Discover a selection of walks to enjoy in Walloon Brabant here.
Que vous soyez amateur ou randonneur confirmé, le Brabant wallon vous propose une multitude de balades.
Countryside from Corbais to Mont-Saint-Guibert
Discover the Corbais countryside, taking in the Griffon Tower and Tiège Windmill!
The majority of this walk is on land consolidation paths, which makes it very accessible.
Walk from Tiège to Walhain
This trip will not fail to arouse your curiosity because it takes the old road from Nivelles to Tirlemont, passing right by the Tiège windmill and the Geographical Centre of Belgium! A nice little walk in the heart of Walhain. There are several places where there is no pavement, or just a very narrow one, so be careful!
Walk from Alvaux to Walhain
On this walk you can discover Nil-Pierreux with its old Three Fountains quarry and Alvaux Tower.
A great way to stretch your legs with family and friends!
Footpaths from the Orne to Mont-Saint-Guibert
Wander along the footpaths that run alongside the Orne river to Mont-Saint-Guibert.
This makes a very nice stroll with family or friends.
Please note however, it is not accessible with a pushchair.
Along the Orne to Mont-Saint-Guibert
Visit Mont-Saint-Guibert by taking the footpaths that run alongside the Orne. Discover the municipality’s heritage on this walk, such as Alvaux Tower and the Al Poudre Mill!
“The Baroness” in the Bois des Rêves
On this 2.6km walk, you will discover the various woodland areas of the Bois des rêves, including different variants of beech wood on the “summits” and sections of alluvial woodland below.
The name of this trail refers to the history of the Parc de l’Étoile Château, which once overlooked the Bois des Rêves. Also known as the “château branlant” (rickety château), it was built by Baroness Louise de Marcq de Tiège and her husband Alphonse de Thomaz de Bossierre, burgomaster of Ottignies, in the Parc de l’Étoile in 1912. The château is now gone, but the name of this trail reminds us of its history.
The walk follows the Chavée de la Sablière, a sunken lane that slopes upwards (in particular, one 340m stretch climbs 29m), in a beech wood that also contains a few pedunculate oaks and sycamore maples. The roots of some of the oaks are holding up the slopes of these paths. It’s often a beautiful place to take photographs. In the past, operators from the Franquenies brickworks would take their raw material from the sand quarry using wheelbarrows and horses.

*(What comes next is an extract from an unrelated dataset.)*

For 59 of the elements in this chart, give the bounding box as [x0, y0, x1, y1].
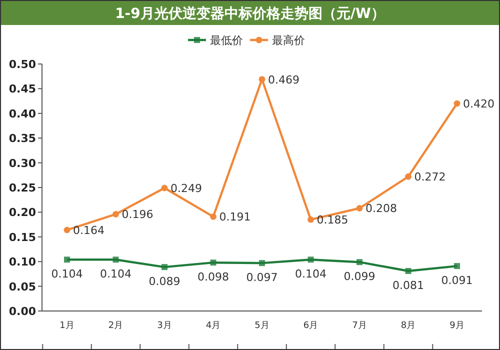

The walk continues along the Chemin des Pouillot Siffleurs (Wood Warbler Way), so keep an eye out for birds. The wood warbler is the largest of the warblers. You can identify it by its bright yellow eyebrow stripe.

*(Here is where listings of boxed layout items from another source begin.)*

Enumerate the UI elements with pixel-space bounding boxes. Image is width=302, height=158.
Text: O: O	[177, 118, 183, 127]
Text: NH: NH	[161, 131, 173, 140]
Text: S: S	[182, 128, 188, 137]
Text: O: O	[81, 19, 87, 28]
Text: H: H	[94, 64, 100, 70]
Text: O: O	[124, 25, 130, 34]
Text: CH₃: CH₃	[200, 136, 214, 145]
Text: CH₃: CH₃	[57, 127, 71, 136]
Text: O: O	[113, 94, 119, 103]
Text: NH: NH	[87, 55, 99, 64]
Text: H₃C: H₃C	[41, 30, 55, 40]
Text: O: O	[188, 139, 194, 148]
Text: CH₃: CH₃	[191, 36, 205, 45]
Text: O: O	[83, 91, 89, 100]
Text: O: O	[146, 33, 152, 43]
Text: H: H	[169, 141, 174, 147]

You will then take the Chemin du Lac, which sometimes follows route 55 of the nodal point network (Louvain-la-Neuve - Ottignies) or runs alongside the Ry Angon and Malaise streams. On your way back down, look to your left and you will see the Crahaux spring, from which locals used to draw water. The presence of toads and medicinal plants (mint, sedge, elder) and the strange atmosphere in this place gave rise to a legend about witches, “Li Vallaye des Crawaux”. While you’re there, discover a Walloon phrase that was repeated several times.
Before returning towards the Bois des Rêves pond you will pass close to the dog area. This fenced area is open every day, allowing dogs to be let off the leash. All dogs are welcome, provided they are friendly, up to date with their vaccinations and micro-chipped. Dog owners must clean up after their dogs.
This walking route is marked (red). It has a climb of 39 metres and a descent of 52 metres. The highest point is at 125 metres. The IBP index for walking this route is 15. The IBP index for running this route is 22.
The IBP index is an automatic system for assessing the difficulty of a route for mountain biking, road biking, hiking or running. This index is very useful for finding out and comparing the difficulty of different trails.
Further information on the IBP index can be found here: www.ibpindex.com/index.php/en/
The Bois des Rêves is accessible for people with reduced mobility, but the walk is difficult at points so they must be accompanied. The trails are sandy and gravelled, and certain weather conditions may cause them to become muddy or dusty.
The Bois des Rêves also offers a playground, a fishing pond and a brasserie (depending on the current opening times). Wooden statues by woodcarver Dominique Gillis can be found at various points around the Bois des Rêves. Other activities are organised by the Water and Fountain Museum (Musée de l’eau et de la fontaine: +32 (0)470 67 20 55). The Bois des Rêves is also home to the Birds Bay centre (wild animal hospital: +32 (0)495 31 14 21).